Para evitar atestados falsos, vereadores criam lei que regulamenta fabricação de carimbos

Por: Camilla Zeni

Para justificar sua ausência no trabalho em uma empresa de embalagens, um homem apresentou ao setor de Recursos Humanos três atestados médicos, assinado por um profissional da Policlínica do Cristo Rei, em Várzea Grande, região metropolitana de Cuiabá. Oito anos depois, em junho de 2017, ele foi condenado à prisão por ter falsificado os documentos.

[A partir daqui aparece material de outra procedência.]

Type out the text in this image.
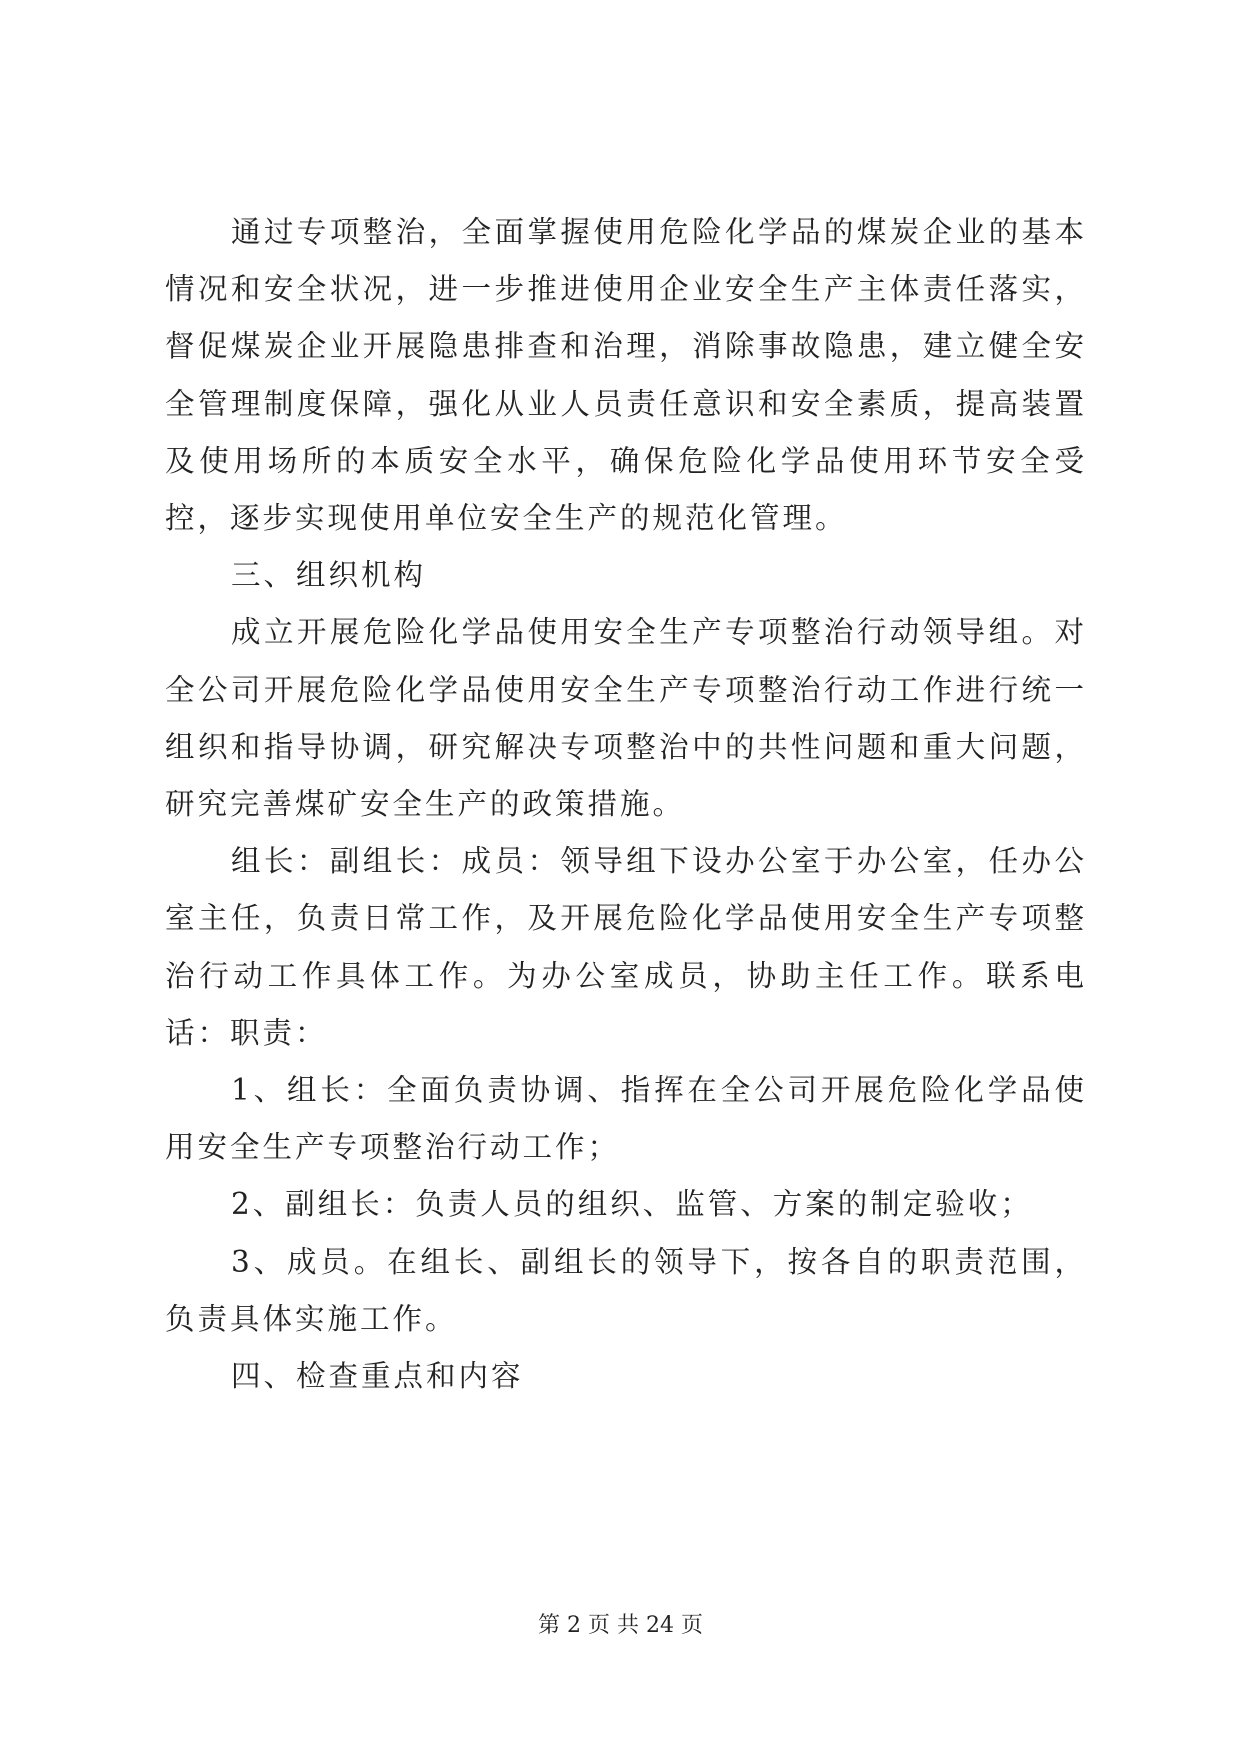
通过专项整治，全面掌握使用危险化学品的煤炭企业的基本情况和安全状况，进一步推进使用企业安全生产主体责任落实，督促煤炭企业开展隐患排查和治理，消除事故隐患，建立健全安全管理制度保障，强化从业人员责任意识和安全素质，提高装置及使用场所的本质安全水平，确保危险化学品使用环节安全受控，逐步实现使用单位安全生产的规范化管理。

三、组织机构

成立开展危险化学品使用安全生产专项整治行动领导组。对全公司开展危险化学品使用安全生产专项整治行动工作进行统一组织和指导协调，研究解决专项整治中的共性问题和重大问题，研究完善煤矿安全生产的政策措施。

组长：副组长：成员：领导组下设办公室于办公室，任办公室主任，负责日常工作，及开展危险化学品使用安全生产专项整治行动工作具体工作。为办公室成员，协助主任工作。联系电话：职责：

1、组长：全面负责协调、指挥在全公司开展危险化学品使用安全生产专项整治行动工作；

2、副组长：负责人员的组织、监管、方案的制定验收；

3、成员。在组长、副组长的领导下，按各自的职责范围，负责具体实施工作。

四、检查重点和内容

第 2 页 共 24 页
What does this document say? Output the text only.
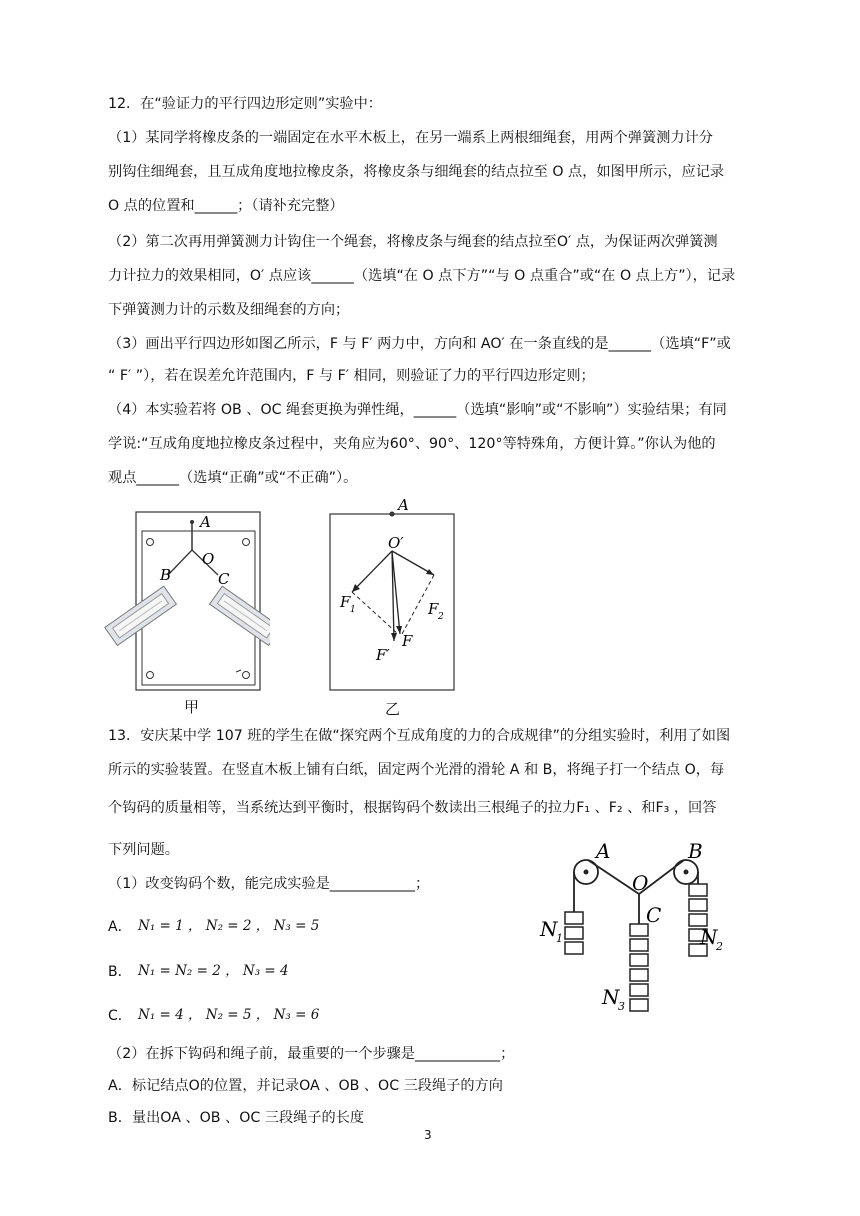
12．在“验证力的平行四边形定则”实验中：
（1）某同学将橡皮条的一端固定在水平木板上，在另一端系上两根细绳套，用两个弹簧测力计分
别钩住细绳套，且互成角度地拉橡皮条，将橡皮条与细绳套的结点拉至 O 点，如图甲所示，应记录
O 点的位置和______；（请补充完整）
（2）第二次再用弹簧测力计钩住一个绳套，将橡皮条与绳套的结点拉至O′ 点，为保证两次弹簧测
力计拉力的效果相同，O′ 点应该______（选填“在 O 点下方”“与 O 点重合”或“在 O 点上方”），记录
下弹簧测力计的示数及细绳套的方向；
（3）画出平行四边形如图乙所示，F 与 F′ 两力中，方向和 AO′ 在一条直线的是______（选填“F”或
“ F′ ”），若在误差允许范围内，F 与 F′ 相同，则验证了力的平行四边形定则；
（4）本实验若将 OB 、OC 绳套更换为弹性绳，______（选填“影响”或“不影响”）实验结果；有同
学说:“互成角度地拉橡皮条过程中，夹角应为60°、90°、120°等特殊角，方便计算。”你认为他的
观点______（选填“正确”或“不正确”）。
A
O
B	C
甲
A
O′
F 1	F 2
F
F′
乙
13．安庆某中学 107 班的学生在做“探究两个互成角度的力的合成规律”的分组实验时，利用了如图
所示的实验装置。在竖直木板上铺有白纸，固定两个光滑的滑轮 A 和 B，将绳子打一个结点 O，每
个钩码的质量相等，当系统达到平衡时，根据钩码个数读出三根绳子的拉力F₁ 、F₂ 、和F₃ ，回答
下列问题。
（1）改变钩码个数，能完成实验是____________；
A． N₁ = 1 ， N₂ = 2 ， N₃ = 5
B． N₁ = N₂ = 2 ， N₃ = 4
C． N₁ = 4 ， N₂ = 5 ， N₃ = 6
（2）在拆下钩码和绳子前，最重要的一个步骤是____________；
A．标记结点O的位置，并记录OA 、OB 、OC 三段绳子的方向
B．量出OA 、OB 、OC 三段绳子的长度
A	B
O
C
N
1	N
2
N
3
3
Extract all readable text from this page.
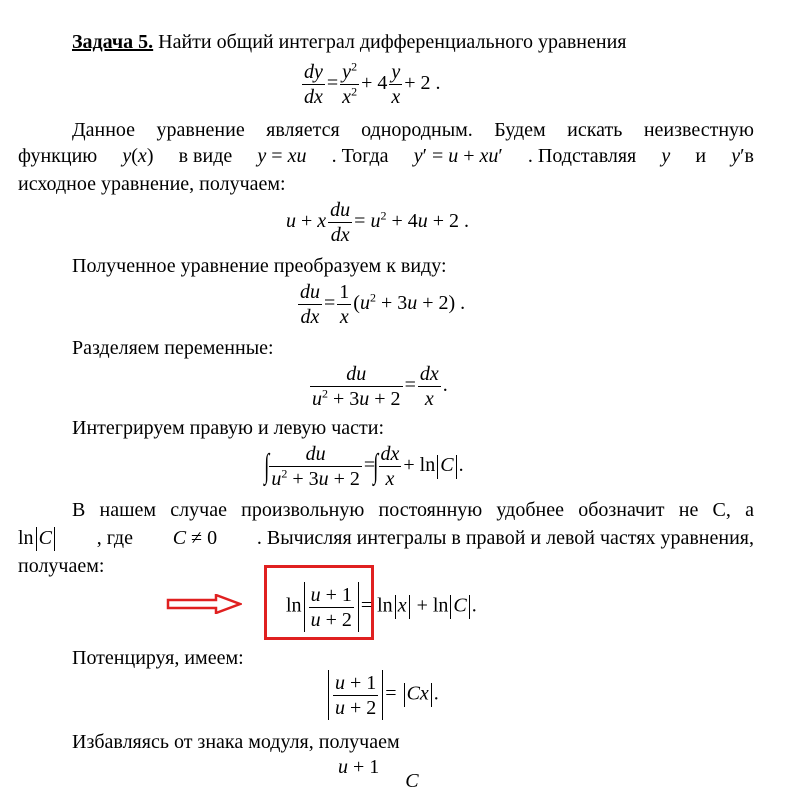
Задача 5. Найти общий интеграл дифференциального уравнения
$\frac{dy}{dx} = \frac{y^2}{x^2} + 4 \frac{y}{x} + 2$ .
Данное уравнение является однородным. Будем искать неизвестную
функцию y(x) в виде y = xu . Тогда y′ = u + xu′ . Подставляя y и y′в
исходное уравнение, получаем:
u + x $\frac{du}{dx} = u^2 + 4u + 2$ .
Полученное уравнение преобразуем к виду:
$\frac{du}{dx} = \frac{1}{x} (u^2 + 3u + 2)$ .
Разделяем переменные:
$\frac{du}{u^2 + 3u + 2} = \frac{dx}{x}$ .
Интегрируем правую и левую части:
∫ $\frac{du}{u^2 + 3u + 2}$ =∫ $\frac{dx}{x} + \ln C$ .
В нашем случае произвольную постоянную удобнее обозначит не С, а
ln C , где C ≠ 0 . Вычисляя интегралы в правой и левой частях уравнения,
получаем:
$\ln \frac{u + 1}{u + 2} = \ln x + \ln C$ .
Потенцируя, имеем:
$\frac{u + 1}{u + 2} = Cx$ .
Избавляясь от знака модуля, получаем
u + 1C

Para evitar esse tipo de crime em Cuiabá, a Câmara dos Vereadores criou uma lei para regulamentar os carimbos profissionais.

A nova legislação foi aprovada na sessão de quinta-feira (29) e cria uma série de regras básicas a serem cumpridas pelas fabricantes e comerciantes de carimbos. Em caso de descumprimento, a multa é de R$ 1 mil, podendo ser dobrada em caso de reincidência.

De acordo com o vereador Ricardo Saad, que é médico e apresentou o projeto na Câmara, o objetivo é fazer com que as empresas tenham mais controle em relação ao produto. A proposta foi inspirada em uma legislação que já vigora no município de Belo Horizonte (MG).

Conforme Saad, atualmente qualquer cidadão pode solicitar a confecção de um carimbo profissional sem a comprovação dos dados ali colocados. Assim, após a sanção do prefeito Emanuel Pinheiro, a prática passa a ser proibida.

Um projeto semelhante já chegou a ser apresentado na Câmara dos Deputados e, 2012, pela então deputada federal pela Paraíba, Nilda Godim. No entanto, a matéria não chegou a ser votada porque foi retirada de pauta.

A lei

No texto, fica determinado que a empresa que produz ou comercializa carimbo profissional deve exigir a apresentação do registro de inscrição do profissional junto ao órgão representativo, no intuito de confirmar os dados apresentados. Ou seja, um médico deverá apresentar comprovante do registro no Conselho Regional de Medicina (CRM), por exemplo.

Para que uma terceira pessoa solicite a confecção do carimbo pelo profissional é necessário apresentar uma procuração legal registrada em cartório. O documento original deverá ficar retido no comércio. Já o comprovante de inscrição no órgão representativo deverá ter uma cópia, para também ficar em posse da empresa.

Em caso de descumprimento da legislação, o comércio fica sujeito à multa de R$ 1 mil, sendo que, em caso de reincidência a penalidade poderá ser aplicada em dobro.

Caso haja uma terceira vez, o estabelecimento poderá ser fechado e a atividade industrial e comercial do local pode ficar restrita.